JC : Franchement ? C’était tellement bon de prouver que leur arrêté est totalement risible !
Frédéric Laniak, supporter lensois
BM : Salut Fred, merci d’avoir répondu à nos questions. Pourrais-tu nous raconter ta soirée de vendredi dernier à Charléty. Comment as-tu réussi à rentrer dans l’enceinte ?
Fred : Oui, tout à fait. En fait, ce qui m’a surpris en arrivant au stade c’était le nombre important de CRS déployés pour ce match par rapport à l’affluence attendue. Bon après je peux aussi imaginer que ça s’explique plus par les attentats du 13 novembre que par l’interdiction faite aux supporters extérieurs de faire le déplacement. Avant d’entrer dans le stade, on a eu le droit à deux fouilles : une première par les CRS, une seconde par les stadiers. Dans les deux cas, ils nous demandaient d’ouvrir grand les manteaux, pour être sûr qu’il n’y ait pas un maillot de Lens (ainsi que des écharpes) en dessous… Moi (et un pote qui était avec moi) je n’avais rien pris par précaution. Une fois dans le stade on a rejoint la bande de Lens Capitale qui était venue incognito également.
BM : Du coup, vous vous êtes retrouvés en groupe, incognito, sans forcément savoir qu’une centaine de supporters lensois avaient eu la même idée que vous ?
Fred : C’est ça. Au coup d’envoi on ne s’est pas forcément rendus compte qu’il y avait plein de lensois, vu que la quasi-totalité d’entre eux avait fait comme nous. En revanche on entendait bien dans les discussions autour de nous qu’on n’était pas les seules « biloutes ». Quelques minutes avant le but lensois, un supporter de Lens s’est levé dans la tribune et a montré son écharpe. Je ne sais pas comment il a fait pour rentrer avec mais il y est arrivé. Quelques secondes plus tard, un stadier est allé le voir et plusieurs autres sont arrivés dans la tribune. J’étais rop loin pour entendre ce qu’ils se disaient, mais je n’ai pas eu l’impression qu’il lui ait demandé de quitter le stade, juste de ranger l’écharpe…

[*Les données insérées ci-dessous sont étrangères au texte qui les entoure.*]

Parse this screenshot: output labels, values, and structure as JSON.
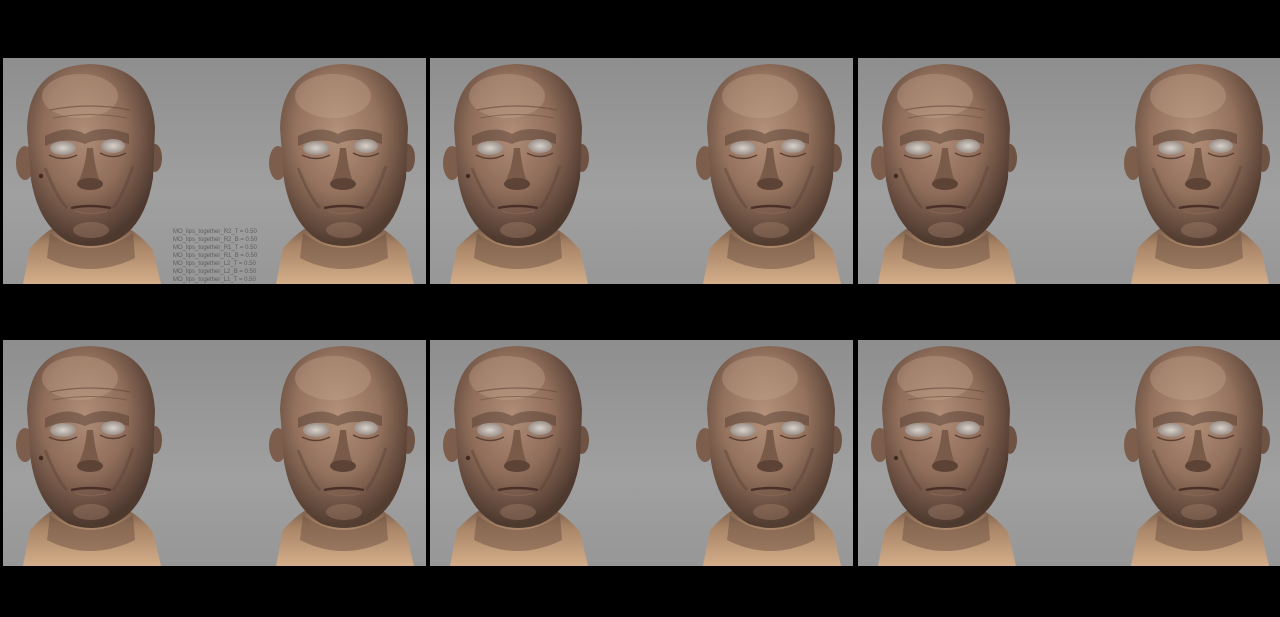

BM : Et du coup, quelle fut la réaction des lensois sur le but de Cyprien ?
Fred : J’allais y venir… C’est suite au but de Cyprien que l’on s’est vraiment rendu compte du nombre de supporters lensois dans la tribune (je précise qu’on était dans la tribune basse, et que seules les tribunes basses et intermédiaires de la tribune Ouest étaient ouvertes, tout le reste du stade étant vide).
BM : Et cette tribune basse, que les parisiens pensaient avoir investie en masse, était en fait peuplée de Sang et Or.

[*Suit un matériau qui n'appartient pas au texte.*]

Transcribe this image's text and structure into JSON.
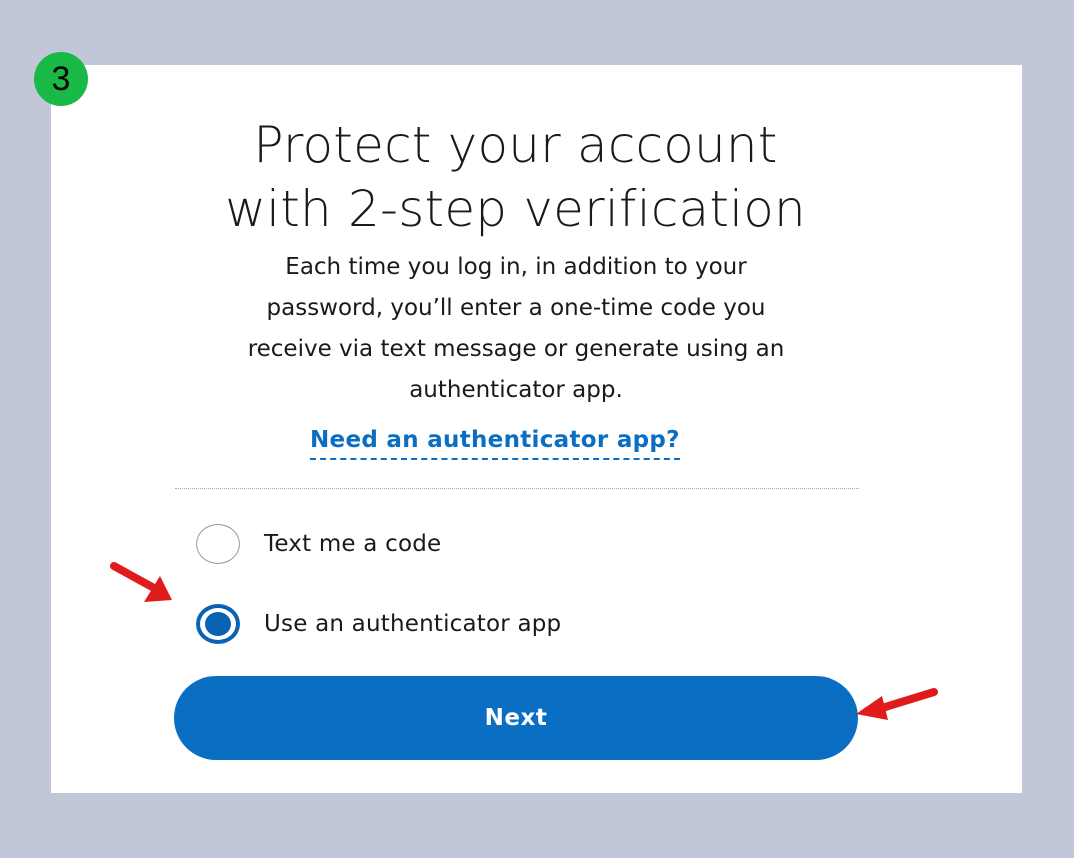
{
  "step_badge": {
    "number": "3",
    "color": "#19b947"
  },
  "heading": {
    "line1": "Protect your account",
    "line2": "with 2-step verification"
  },
  "description": {
    "lines": [
      "Each time you log in, in addition to your",
      "password, you’ll enter a one-time code you",
      "receive via text message or generate using an",
      "authenticator app."
    ]
  },
  "link": {
    "label": "Need an authenticator app?"
  },
  "options": [
    {
      "label": "Text me a code",
      "selected": false
    },
    {
      "label": "Use an authenticator app",
      "selected": true
    }
  ],
  "next_button": {
    "label": "Next"
  },
  "colors": {
    "background": "#c1c7d9",
    "accent": "#0a6fc2",
    "arrow": "#e01b1b"
  },
  "annotations": [
    {
      "icon": "red-arrow-icon",
      "points_to": "Use an authenticator app"
    },
    {
      "icon": "red-arrow-icon",
      "points_to": "Next"
    }
  ]
}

Fred : Oui, je suis persuadé que 60 à 70% de la tribune basse s’est levée de joie sur le but. Et à partir de ce moment-là, les stadiers se sont rendu compte de leur impuissance. En dépit de cela, nous, on est restés calmes jusqu’à la mi-temps. Au retour des vestiaires, il y a eu les Corons, lancé non pas par les Parisiens mais bien par nous (ndlr : contrairement à ce qu’avançait le commentateur/animateur de Bein Sport). Les Corons ont ensuite été repris par une bonne partie de la tribune et fortement applaudi à la fin. J’en profite pour préciser que pendant tout le match il y a eu une très bonne entente entre lensois (certes incognito) et les parisiens. J’en profite également pour dire que le kop du Paris FC était certes peu nombreux mais a eu le grand mérite de chanter pendant tout le match !

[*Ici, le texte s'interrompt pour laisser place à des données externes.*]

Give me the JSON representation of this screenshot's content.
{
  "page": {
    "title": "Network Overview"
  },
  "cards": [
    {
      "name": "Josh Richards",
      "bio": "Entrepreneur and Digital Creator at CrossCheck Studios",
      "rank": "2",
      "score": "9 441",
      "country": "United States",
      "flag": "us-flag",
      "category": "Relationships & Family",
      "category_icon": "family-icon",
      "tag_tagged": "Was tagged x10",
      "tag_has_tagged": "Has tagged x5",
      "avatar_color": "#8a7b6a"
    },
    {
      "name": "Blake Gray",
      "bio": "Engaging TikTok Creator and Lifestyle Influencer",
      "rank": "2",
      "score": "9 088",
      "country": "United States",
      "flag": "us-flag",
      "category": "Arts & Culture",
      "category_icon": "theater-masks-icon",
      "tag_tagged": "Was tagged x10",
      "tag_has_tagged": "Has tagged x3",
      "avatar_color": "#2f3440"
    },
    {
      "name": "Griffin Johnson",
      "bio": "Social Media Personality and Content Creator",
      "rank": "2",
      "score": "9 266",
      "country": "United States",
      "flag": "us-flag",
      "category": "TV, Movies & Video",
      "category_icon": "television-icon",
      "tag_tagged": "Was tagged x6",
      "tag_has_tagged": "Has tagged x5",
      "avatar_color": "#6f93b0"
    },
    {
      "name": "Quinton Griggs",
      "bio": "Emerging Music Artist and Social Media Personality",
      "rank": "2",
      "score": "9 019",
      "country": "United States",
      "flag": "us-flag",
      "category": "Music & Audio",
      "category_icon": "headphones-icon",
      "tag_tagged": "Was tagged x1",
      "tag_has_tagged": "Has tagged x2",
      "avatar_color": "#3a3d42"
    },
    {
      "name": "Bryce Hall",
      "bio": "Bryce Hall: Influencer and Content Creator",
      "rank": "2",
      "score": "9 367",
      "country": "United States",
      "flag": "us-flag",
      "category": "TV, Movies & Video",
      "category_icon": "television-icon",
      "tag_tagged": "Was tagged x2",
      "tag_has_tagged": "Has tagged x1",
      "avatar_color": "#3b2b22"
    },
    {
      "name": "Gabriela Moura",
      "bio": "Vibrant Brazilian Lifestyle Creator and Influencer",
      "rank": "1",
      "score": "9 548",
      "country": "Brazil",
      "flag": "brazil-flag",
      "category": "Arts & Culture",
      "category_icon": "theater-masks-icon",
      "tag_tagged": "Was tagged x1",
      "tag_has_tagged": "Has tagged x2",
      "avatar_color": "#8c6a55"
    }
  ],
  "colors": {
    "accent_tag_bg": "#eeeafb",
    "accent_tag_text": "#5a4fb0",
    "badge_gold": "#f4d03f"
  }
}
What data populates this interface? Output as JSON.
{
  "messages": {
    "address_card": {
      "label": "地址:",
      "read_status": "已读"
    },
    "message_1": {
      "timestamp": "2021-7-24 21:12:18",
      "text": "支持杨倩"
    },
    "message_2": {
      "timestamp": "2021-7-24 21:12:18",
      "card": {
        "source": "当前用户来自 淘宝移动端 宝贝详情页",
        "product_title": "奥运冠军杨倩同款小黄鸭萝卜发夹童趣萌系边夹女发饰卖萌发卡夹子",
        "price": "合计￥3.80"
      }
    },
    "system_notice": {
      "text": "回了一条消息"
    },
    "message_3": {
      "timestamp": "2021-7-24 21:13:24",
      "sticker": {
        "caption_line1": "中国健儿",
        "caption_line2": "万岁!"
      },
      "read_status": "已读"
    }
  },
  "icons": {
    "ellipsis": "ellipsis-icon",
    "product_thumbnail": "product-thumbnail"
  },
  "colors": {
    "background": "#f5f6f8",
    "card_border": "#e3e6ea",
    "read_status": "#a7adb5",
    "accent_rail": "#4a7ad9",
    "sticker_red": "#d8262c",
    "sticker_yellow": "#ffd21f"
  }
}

BM : Si j’ai bien compris les nombreux témoignages que j’ai reçus, l’ambiance Sang et Or s’est réveillée au fil de la deuxième mi-temps.
Fred : Exactement. Plus la deuxième mi-temps passait, plus ça nous démangeait de chanter. C’est venu petit à petit, d’abord repris par quelques personnes puis par la majorité de la tribune.
A la fin du match, quand l’arbitre a sifflé, on a tous repris, et pour le coup vraiment tous, un « on est là, on est là« . Les joueurs qui, au départ, repartaient directement vers les vestiaires, sont tous venus nous saluer. Il n’y a pas eu de clapping, mais certains ont donné leur maillot, d’autres venaient taper dans les mains. C’est à ce moment là que j’ai vu un supporter lensois sortir un drapeau. Là encore je ne sais pas comment il a fait pour le faire entrer…
Encore une fois, un grand merci à Jean-Charles et Frédéric, ainsi qu’à Pierre et Monique, pour leurs témoignages.